Le 16 février dernier, au Liban, le film « Help » s’est vu retiré son autorisation dûment obtenue en juillet 2008, trois jours seulement avant sa sortie en salle. Une décision que ne comprend pas son réalisateur, Marc Abi-Rached, qui y voit une interdiction prise « non pas sur la base de quoi que ce soit de légal, mais sur des éléments d’opinion personnelle », interrogé par Guysen.

« C’est la première fois dans l’histoire du cinéma libanais qu’une licence est accordée puis ensuite révoquée », dénonce le réalisateur. Le film, qui traite de l’homosexualité et de la prostitution, est clairement censuré pour son auteur « pour des raisons morales », mais « la censure politique existe aussi ».

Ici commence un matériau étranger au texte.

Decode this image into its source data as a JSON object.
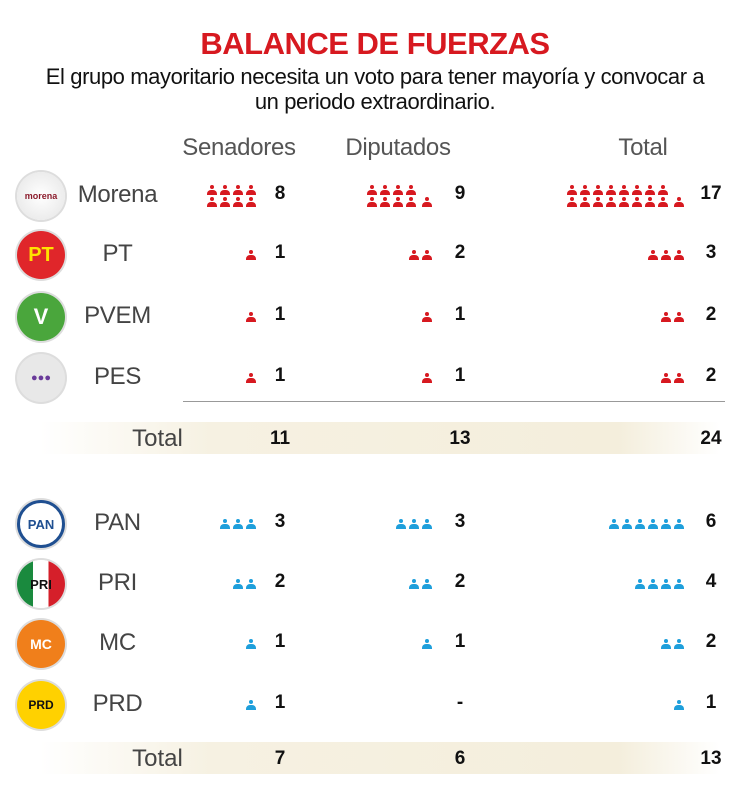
{
  "title": "BALANCE DE FUERZAS",
  "subtitle": "El grupo mayoritario necesita un voto para tener mayoría y convocar a un periodo extraordinario.",
  "colors": {
    "title": "#d71920",
    "coalition_a": "#d71920",
    "coalition_b": "#1e9fdb"
  },
  "chart_data": {
    "type": "table",
    "columns": [
      "Senadores",
      "Diputados",
      "Total"
    ],
    "groups": [
      {
        "color": "#d71920",
        "rows": [
          {
            "party": "Morena",
            "logo": "morena-logo",
            "senadores": 8,
            "diputados": 9,
            "total": 17
          },
          {
            "party": "PT",
            "logo": "pt-logo",
            "senadores": 1,
            "diputados": 2,
            "total": 3
          },
          {
            "party": "PVEM",
            "logo": "pvem-logo",
            "senadores": 1,
            "diputados": 1,
            "total": 2
          },
          {
            "party": "PES",
            "logo": "pes-logo",
            "senadores": 1,
            "diputados": 1,
            "total": 2
          }
        ],
        "totals": {
          "label": "Total",
          "senadores": "11",
          "diputados": "13",
          "total": "24"
        }
      },
      {
        "color": "#1e9fdb",
        "rows": [
          {
            "party": "PAN",
            "logo": "pan-logo",
            "senadores": 3,
            "diputados": 3,
            "total": 6
          },
          {
            "party": "PRI",
            "logo": "pri-logo",
            "senadores": 2,
            "diputados": 2,
            "total": 4
          },
          {
            "party": "MC",
            "logo": "mc-logo",
            "senadores": 1,
            "diputados": 1,
            "total": 2
          },
          {
            "party": "PRD",
            "logo": "prd-logo",
            "senadores": 1,
            "diputados": "-",
            "total": 1
          }
        ],
        "totals": {
          "label": "Total",
          "senadores": "7",
          "diputados": "6",
          "total": "13"
        }
      }
    ]
  }
}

Le film français « Persépolis » (2007) co-réalisé par la Franco-iranienne Marjane Satrapi et le Français Vincent Paronnaud avait ainsi été interdit au Liban, dans un geste manifestement destiné à ménager la communauté chiite libanaise, de même que le film américain « Syriana » (2005), dans lequel apparaissent des terroristes membres du Hezbollah, d’obédience chiite.

En Egypte, la censure cinématographique est « inexistante », selon Achraf Nehad, journaliste et critique de film à Al-Ahram, répondant à Guysen. Le journaliste du quotidien proche du pouvoir dresse le portrait d’une Egypte débarrassée de toute forme de censure, « à l’exception du président Hosni Moubarak, que l’on n’a pas le droit de représenter dans les films », concède-t-il.

L’exclusion du film « Whatever Lola wants » (réalisé par le Marocain Nabil Ayouch, 2008) du festival international de cinéma d’Alexandrie serait « différente » d’un cas de censure, selon Achraf Nehad. « Ce film montrait un visage détestable de l’Egypte, injuste… Cette décision n’a rien de politique », argumente-t-il.

« Il n’y a aucune ligne rouge à ne pas transgresser dans le cinéma égyptien», assure-t-il. Le film « L’immeuble Yacoubian » (2006) réalisé par Marouane Ahmed et adapté du roman à succès de l’écrivain Alaa El Aswany a lui échappé de peu à la censure. « Il parlait d’homosexualité », justifie une nouvelle fois Achraf Nehad.

Dans ce contexte, le Moyen-Orient témoigne d’un fort attachement à certaines lignes rouges qui ne sauraient être trangressées. Israël, s’il adopte la réforme appelée de ses vœux par Limor Livnat, manifesterait son attachement aux standards des pays occidentaux et se démarquerait de ses voisins.

Il n’en demeure pas moins que la proposition de la ministre israélienne épargne le droit de censure exercé par l’armée en Israël, lequel demeure intraitable en ce qui concerne certaines questions stratégiques, comme l’évocation de la bombe nucléaire israélienne.

La question de la censure du cinéma témoigne de la position particulière d’Israël, pays balançant entre l’Occident lointain et le Moyen-Orient voisin.